THIS WHALE BEGAN its migration back in 2003 on Canada’s east coast in New Brunswick, where California native Sean Boyd was working as a chef. Intent on leaving a positive lasting impression on customers and knowing he couldn’t do that with the coffee his restaurant served, Boyd began “cooking” his own. His determination to deliver coffee that complemented his menu paid off: Red Whale Coffee became an underground favorite in Canada and the side project soon became a full-time operation. In 2012, homesick for California and his family, Boyd moved back to the Golden State and settled in Marin to focus on sourcing, roasting and selling the highest-quality and best-roasted coffee beans he could.
Master roaster Boyd creates a unique roasting flavor profile for each coffee bean lot, much like a chef creating a recipe would, but Red Whale Coffee’s mission extends beyond beans. “While our objectives are to roast specialty coffee that tastes great, our greater vision is to use coffee to improve our community through education and business practices, based on ethics, respect and transparency,” says Boyd.
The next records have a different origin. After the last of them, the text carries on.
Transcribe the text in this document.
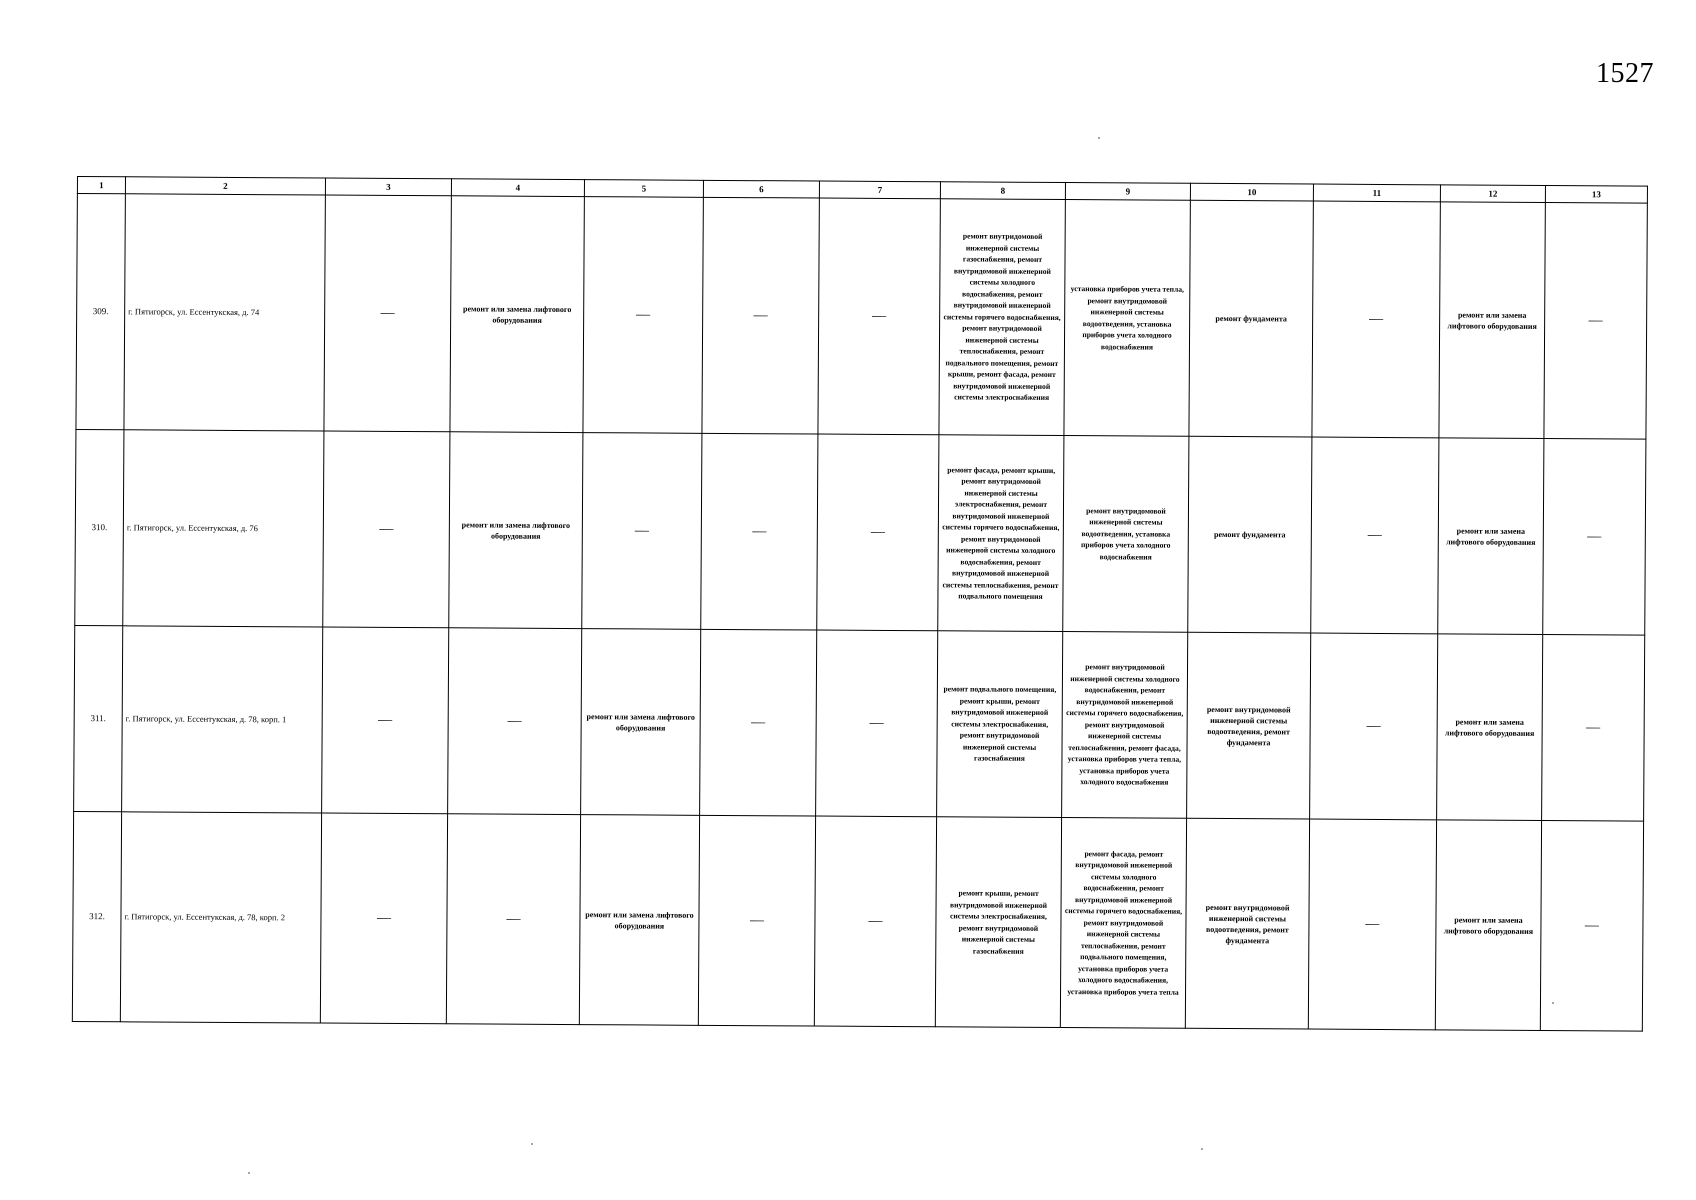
1527
1	2	3	4	5	6	7	8	9	10	11	12	13
309.	г. Пятигорск, ул. Ессентукская, д. 74	—	ремонт или замена лифтового оборудования	—	—	—	ремонт внутридомовой инженерной системы газоснабжения, ремонт внутридомовой инженерной системы холодного водоснабжения, ремонт внутридомовой инженерной системы горячего водоснабжения, ремонт внутридомовой инженерной системы теплоснабжения, ремонт подвального помещения, ремонт крыши, ремонт фасада, ремонт внутридомовой инженерной системы электроснабжения	установка приборов учета тепла, ремонт внутридомовой инженерной системы водоотведения, установка приборов учета холодного водоснабжения	ремонт фундамента	—	ремонт или замена лифтового оборудования	—
310.	г. Пятигорск, ул. Ессентукская, д. 76	—	ремонт или замена лифтового оборудования	—	—	—	ремонт фасада, ремонт крыши, ремонт внутридомовой инженерной системы электроснабжения, ремонт внутридомовой инженерной системы горячего водоснабжения, ремонт внутридомовой инженерной системы холодного водоснабжения, ремонт внутридомовой инженерной системы теплоснабжения, ремонт подвального помещения	ремонт внутридомовой инженерной системы водоотведения, установка приборов учета холодного водоснабжения	ремонт фундамента	—	ремонт или замена лифтового оборудования	—
311.	г. Пятигорск, ул. Ессентукская, д. 78, корп. 1	—	—	ремонт или замена лифтового оборудования	—	—	ремонт подвального помещения, ремонт крыши, ремонт внутридомовой инженерной системы электроснабжения, ремонт внутридомовой инженерной системы газоснабжения	ремонт внутридомовой инженерной системы холодного водоснабжения, ремонт внутридомовой инженерной системы горячего водоснабжения, ремонт внутридомовой инженерной системы теплоснабжения, ремонт фасада, установка приборов учета тепла, установка приборов учета холодного водоснабжения	ремонт внутридомовой инженерной системы водоотведения, ремонт фундамента	—	ремонт или замена лифтового оборудования	—
312.	г. Пятигорск, ул. Ессентукская, д. 78, корп. 2	—	—	ремонт или замена лифтового оборудования	—	—	ремонт крыши, ремонт внутридомовой инженерной системы электроснабжения, ремонт внутридомовой инженерной системы газоснабжения	ремонт фасада, ремонт внутридомовой инженерной системы холодного водоснабжения, ремонт внутридомовой инженерной системы горячего водоснабжения, ремонт внутридомовой инженерной системы теплоснабжения, ремонт подвального помещения, установка приборов учета холодного водоснабжения, установка приборов учета тепла	ремонт внутридомовой инженерной системы водоотведения, ремонт фундамента	—	ремонт или замена лифтового оборудования	—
The Red Whale Coffee to the Rescue program brings coffee to emergency workers, ensuing responders are alert and operating at their best during disasters. In non-emergency situations, you can stop by the San Rafael tasting room to check out the custom equipment in action and get a look at how the science, art, food and community of coffee production come together.
Boyd was invited to be a judge at the Best of Panama coffee tasting last year. Along with other select judges, he cupped, tasted and ranked the most flavorful coffee Panama had to offer.
WHAT THEY SAY
Most coffee roasters talk about roasting beans, but Boyd treats coffee like food and prefers the term “cooking.” He says, “Cooking coffee is like caramelizing crème brûlée. If you over-caramelize the crème brûlée becomes burnt, bitter and acrid. It’s the same for roasting coffee.”